My point (and I think Eyenixon’s point as well) is that game developers ought to concentrate more on the game elements instead of the eyecandy (pictures), sounds and words because the only thing they do is that they restrict games of being innovative again (getting them to a higher level).
All I hear on these boards and in this thread is that games should focus more on secondary elements like dialogue (“Boohoo! Dialogue so dumb in FO3! Bethesda writers suck!”). I say that this would be in vain because the literary possibilities of games are restricted by the medium and the interaction with the other elements used in said medium.
You guys should have gotten the hint years ago: in which way have graphical engines (pictures) resulted in innovation? They haven’t. It just looks... nicer (sometimes). It’s cosmetics. And that’s all it can become in games. It sucks up a large portion of the budget for a game developer, and ha! it ain’t even what games should be about.
If you want game innovation, you need to get rid of the preoccupation with imagery but also with sounds and dialogue. The last two offer little or no room for improvement and the first one is just the cashcow for the whole software/hardware industry (UPGRADE NOW!).

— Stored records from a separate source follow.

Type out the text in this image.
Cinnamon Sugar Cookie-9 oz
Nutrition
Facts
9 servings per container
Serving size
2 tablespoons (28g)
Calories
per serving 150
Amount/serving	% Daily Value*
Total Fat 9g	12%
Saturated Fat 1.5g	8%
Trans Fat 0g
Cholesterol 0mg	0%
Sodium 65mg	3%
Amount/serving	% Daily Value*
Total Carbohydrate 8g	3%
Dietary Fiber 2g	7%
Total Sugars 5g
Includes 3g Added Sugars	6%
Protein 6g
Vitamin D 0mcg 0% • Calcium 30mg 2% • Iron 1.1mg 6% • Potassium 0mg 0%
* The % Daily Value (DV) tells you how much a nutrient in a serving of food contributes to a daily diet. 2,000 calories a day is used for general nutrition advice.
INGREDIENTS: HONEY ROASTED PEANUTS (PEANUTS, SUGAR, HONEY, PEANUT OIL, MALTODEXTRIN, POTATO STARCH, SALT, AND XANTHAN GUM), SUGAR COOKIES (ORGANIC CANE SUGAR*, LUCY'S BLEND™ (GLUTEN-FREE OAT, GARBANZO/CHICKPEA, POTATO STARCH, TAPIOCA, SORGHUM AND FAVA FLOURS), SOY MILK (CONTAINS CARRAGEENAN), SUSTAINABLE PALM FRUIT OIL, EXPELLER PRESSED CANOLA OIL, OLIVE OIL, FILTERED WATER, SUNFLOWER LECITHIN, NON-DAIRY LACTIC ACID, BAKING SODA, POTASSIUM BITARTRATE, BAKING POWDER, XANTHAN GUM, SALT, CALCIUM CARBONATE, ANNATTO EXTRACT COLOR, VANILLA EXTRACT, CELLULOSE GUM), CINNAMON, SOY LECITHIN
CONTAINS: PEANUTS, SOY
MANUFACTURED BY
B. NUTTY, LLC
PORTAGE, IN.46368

But hey: that’s just my opinion. I’m the kind of guy that when he wants to read some cool texts just opens a book, when he wants to see cool pictures goes to the museum or watches a flick, and when he wants to hear music, he’ll just put on some Radiohead. I’ve dabbled in crossover crap during the nineties. I once did a poetry slam with a hiphopband and I’ve seen all those hybrid fabrications crossover artists produce: they’re fun once. The notion that media are flexible enough to mix together soon fades when you do it yourself and see projects by others: there are matches made in heaven there, but more often they were fabricated in hell.

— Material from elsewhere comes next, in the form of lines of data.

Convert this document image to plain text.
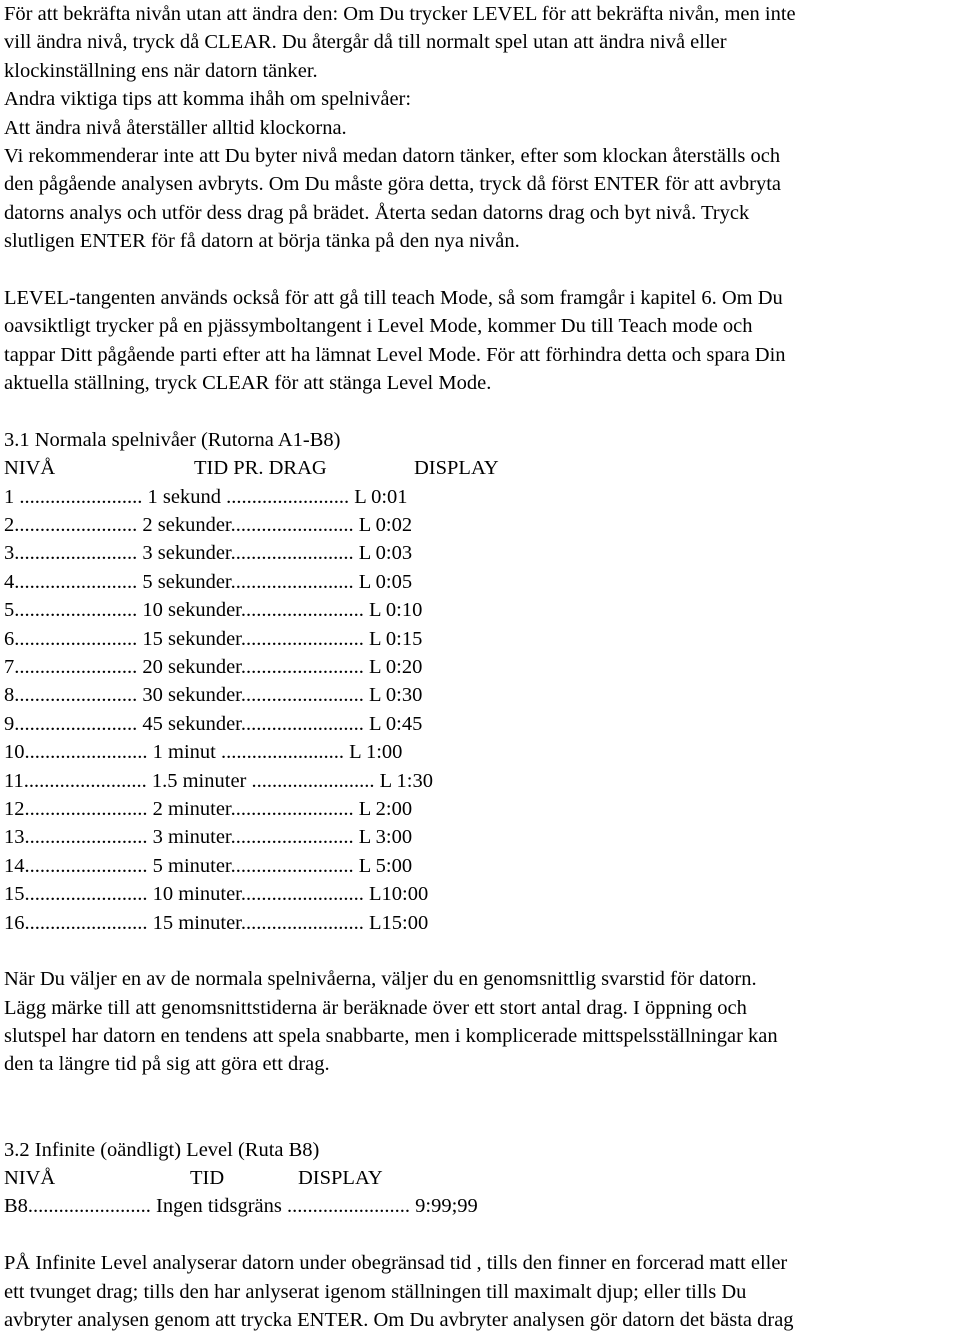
För att bekräfta nivån utan att ändra den: Om Du trycker LEVEL för att bekräfta nivån, men inte
vill ändra nivå, tryck då CLEAR. Du återgår då till normalt spel utan att ändra nivå eller
klockinställning ens när datorn tänker.
Andra viktiga tips att komma ihåh om spelnivåer:
Att ändra nivå återställer alltid klockorna.
Vi rekommenderar inte att Du byter nivå medan datorn tänker, efter som klockan återställs och
den pågående analysen avbryts. Om Du måste göra detta, tryck då först ENTER för att avbryta
datorns analys och utför dess drag på brädet. Återta sedan datorns drag och byt nivå. Tryck
slutligen ENTER för få datorn at börja tänka på den nya nivån.
LEVEL-tangenten används också för att gå till teach Mode, så som framgår i kapitel 6. Om Du
oavsiktligt trycker på en pjässymboltangent i Level Mode, kommer Du till Teach mode och
tappar Ditt pågående parti efter att ha lämnat Level Mode. För att förhindra detta och spara Din
aktuella ställning, tryck CLEAR för att stänga Level Mode.
3.1 Normala spelnivåer (Rutorna A1-B8)
NIVÅ	TID PR. DRAG	DISPLAY
1 ........................ 1 sekund ........................ L 0:01
2........................ 2 sekunder........................ L 0:02
3........................ 3 sekunder........................ L 0:03
4........................ 5 sekunder........................ L 0:05
5........................ 10 sekunder........................ L 0:10
6........................ 15 sekunder........................ L 0:15
7........................ 20 sekunder........................ L 0:20
8........................ 30 sekunder........................ L 0:30
9........................ 45 sekunder........................ L 0:45
10........................ 1 minut ........................ L 1:00
11........................ 1.5 minuter ........................ L 1:30
12........................ 2 minuter........................ L 2:00
13........................ 3 minuter........................ L 3:00
14........................ 5 minuter........................ L 5:00
15........................ 10 minuter........................ L10:00
16........................ 15 minuter........................ L15:00
När Du väljer en av de normala spelnivåerna, väljer du en genomsnittlig svarstid för datorn.
Lägg märke till att genomsnittstiderna är beräknade över ett stort antal drag. I öppning och
slutspel har datorn en tendens att spela snabbarte, men i komplicerade mittspelsställningar kan
den ta längre tid på sig att göra ett drag.
3.2 Infinite (oändligt) Level (Ruta B8)
NIVÅ	TID	DISPLAY
B8........................ Ingen tidsgräns ........................ 9:99;99
PÅ Infinite Level analyserar datorn under obegränsad tid , tills den finner en forcerad matt eller
ett tvunget drag; tills den har anlyserat igenom ställningen till maximalt djup; eller tills Du
avbryter analysen genom att trycka ENTER. Om Du avbryter analysen gör datorn det bästa drag
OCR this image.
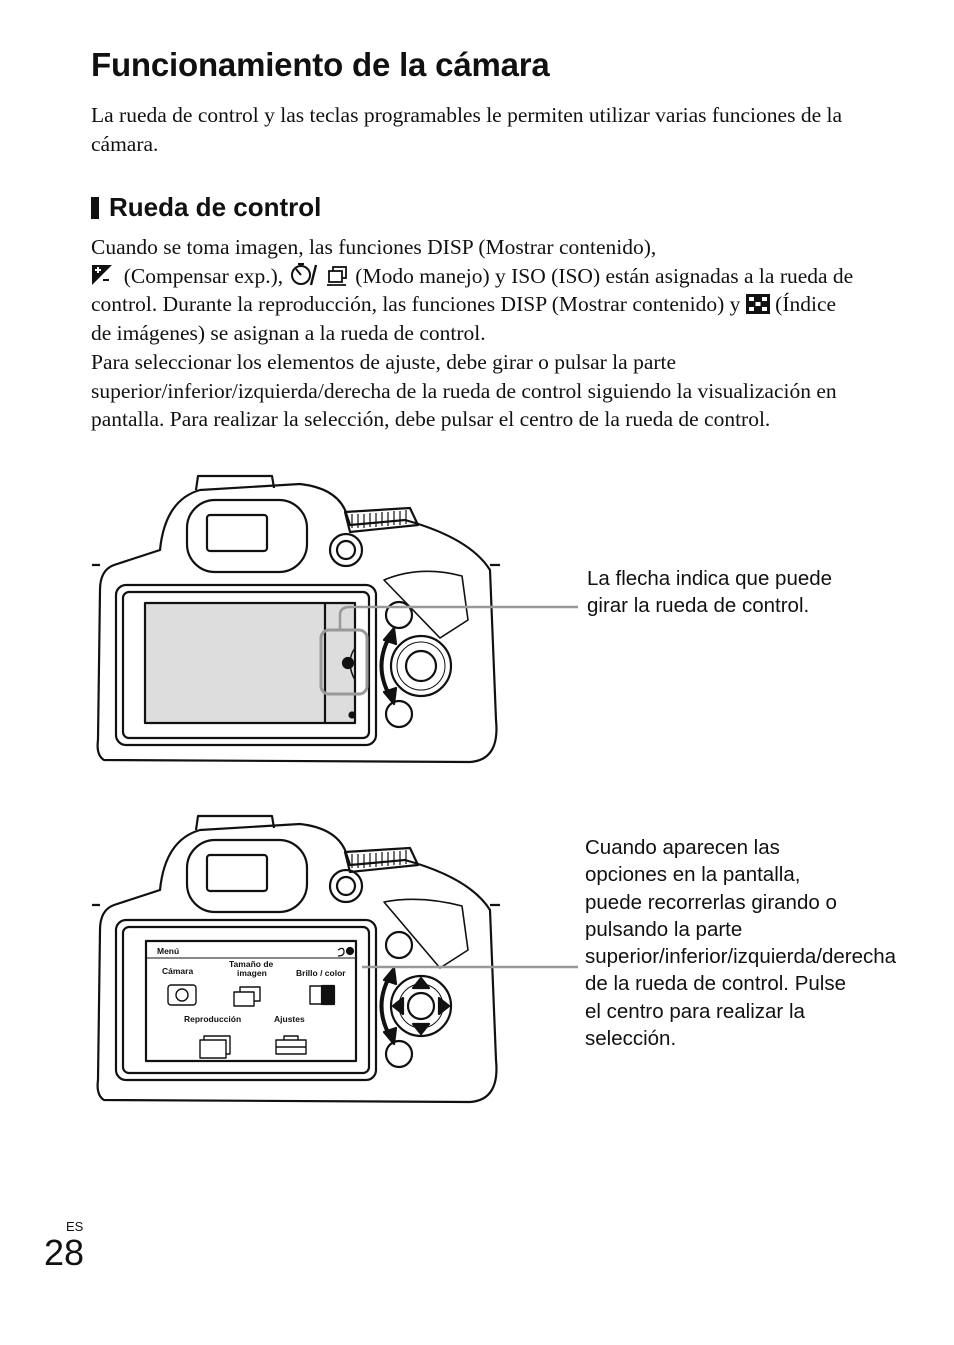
Funcionamiento de la cámara

La rueda de control y las teclas programables le permiten utilizar varias funciones de la cámara.

Rueda de control

Cuando se toma imagen, las funciones DISP (Mostrar contenido),
(Compensar exp.),	(Modo manejo) y ISO (ISO) están asignadas a la rueda de control. Durante la reproducción, las funciones DISP (Mostrar contenido) y (Índice de imágenes) se asignan a la rueda de control.

Para seleccionar los elementos de ajuste, debe girar o pulsar la parte superior/inferior/izquierda/derecha de la rueda de control siguiendo la visualización en pantalla. Para realizar la selección, debe pulsar el centro de la rueda de control.

La flecha indica que puede girar la rueda de control.

Menú
Cámara
Tamaño de
imagen	Brillo / color
Reproducción	Ajustes

Cuando aparecen las opciones en la pantalla, puede recorrerlas girando o pulsando la parte superior/inferior/izquierda/derecha de la rueda de control. Pulse el centro para realizar la selección.

ES
28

I also think that the whole discussion of books vs. movies artificially limits the possibilities of film. Series use most of the same tools that movies do but don't have the same restrictions, such as time and resolution at the end of each allotment, allowing for them to have bigger, more complex stories.
I find it funny how similes and analogies completely throw people on this board off. “That’s a bad comparison because...” Ha! Comparisons always only have so many similarities, the rest is deadwood and should be ignored, that’s the whole point of a comparison, simile, analogy.
I for one never intended to make this into a game vs book discussion, I simply compare it to books because that’s what I know best. Again: that’s how comparisons work.
PS Also: last post on this subject from me.